Cette mission unique est prévue pour un lancement en 2029 sur une orbite de stationnement au point stable L2 (point de Lagrange), situé à environ 1,5 million de kilomètres de la Terre dans la direction opposée au Soleil. Là, elle attendra une cible appropriée - une comète primitive du lointain nuage d'Oort ou, ce qui est encore plus stimulant et attrayant, un objet interstellaire comme la comète 3I/ATLAS. La mission est conçue pour rencontrer un objet qui n'a même pas encore été découvert, ce qui est une approche totalement nouvelle de l'exploration spatiale. Si une cible appropriée apparaît, le Comet Interceptor se lancera à sa poursuite. Quelques semaines avant la rencontre, l'engin spatial principal libérera deux sondes plus petites qui recueilleront des données de manière indépendante et créeront un profil 3D de la comète et de son interaction avec le vent solaire.

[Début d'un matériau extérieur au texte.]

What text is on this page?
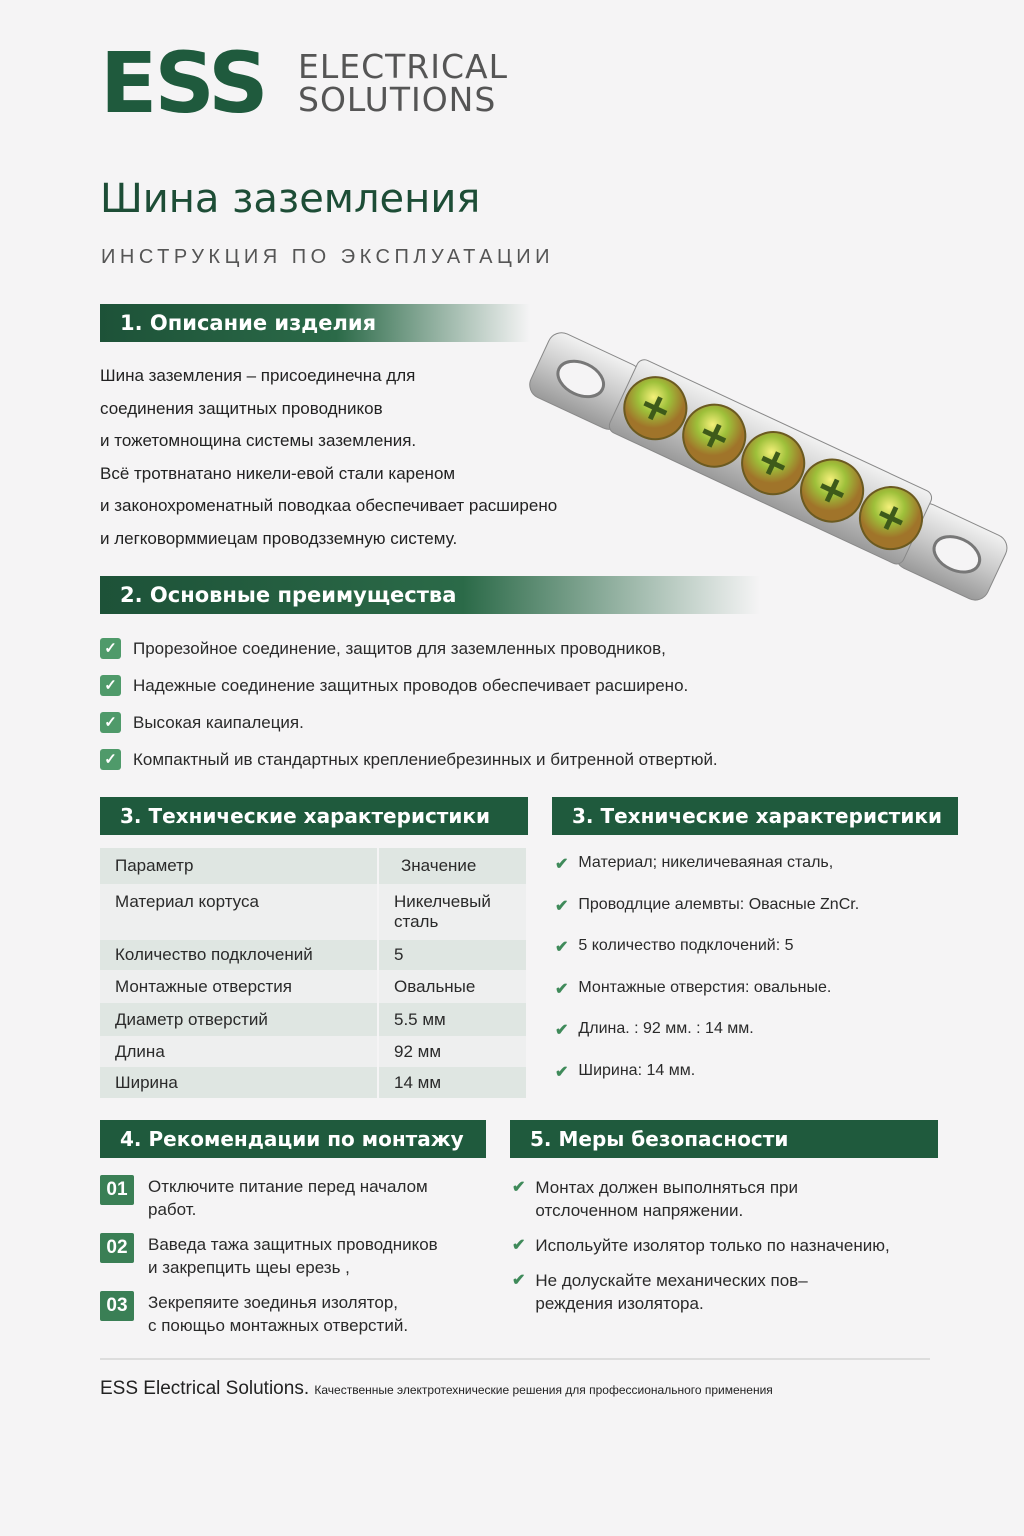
ESS ELECTRICAL
SOLUTIONS
Шина заземления
ИНСТРУКЦИЯ ПО ЭКСПЛУАТАЦИИ
1. Описание изделия
Шина заземления – присоединечна для
соединения защитных проводников
и тожетомнощина системы заземления.
Всё тротвнатано никели-евой стали кареном
и законохроменатный поводкаа обеспечивает расширено
и легковорммиецам проводзземную систему.
2. Основные преимущества
✓ Прорезойное соединение, защитов для заземленных проводников,
✓ Надежные соединение защитных проводов обеспечивает расширено.
✓ Высокая каипалеция.
✓ Компактный ив стандартных креплениебрезинных и битренной отвертюй.
3. Технические характеристики	3. Технические характеристики
Параметр	Значение
Материал кортуса	Никелчевый сталь
Количество подклочений	5
Монтажные отверстия	Овальные
Диаметр отверстий	5.5 мм
Длина	92 мм
Ширина	14 мм
✔ Материал; никеличеваяная сталь,
✔ Проводлцие алемвты: Овасные ZnCr.
✔ 5 количество подклочений: 5
✔ Монтажные отверстия: овальные.
✔ Длина. : 92 мм. : 14 мм.
✔ Ширина: 14 мм.
4. Рекомендации по монтажу	5. Меры безопасности
01	Отключите питание перед началом
работ.
02	Ваведа тажа защитных проводников
и закрепцить щеы ерезь ,
03	Зекрепяите зоединья изолятор,
с поющьо монтажных отверстий.
✔ Монтах должен выполняться при
отслоченном напряжении.
✔ Испольуйте изолятор только по назначению,
✔ Не долускайте механических пов–
реждения изолятора.
ESS Electrical Solutions. Качественные электротехнические решения для профессионального применения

Michael Kueppers, un scientifique du projet Comet Interceptor, souligne qu'au moment de la sélection de la mission en 2019, un seul objet interstellaire était connu, 1I/ʻOumuamua. Après cela, deux autres ont été découverts, et chacun d'eux montre une grande diversité d'apparence. La visite d'un tel objet pourrait conduire à une percée dans la compréhension de leur nature. Bien qu'il reste peu probable qu'un objet interstellaire soit trouvé et qui soit accessible à la mission Comet Interceptor, cet engin spatial servira de pionnier pour de futures missions à réaction rapide, prouvant le concept d'attente dans l'espace pour la bonne cible. Ce sera une étape clé pour éclairer les secrets de ces visiteurs mystérieux des profondeurs inconnues de l'espace.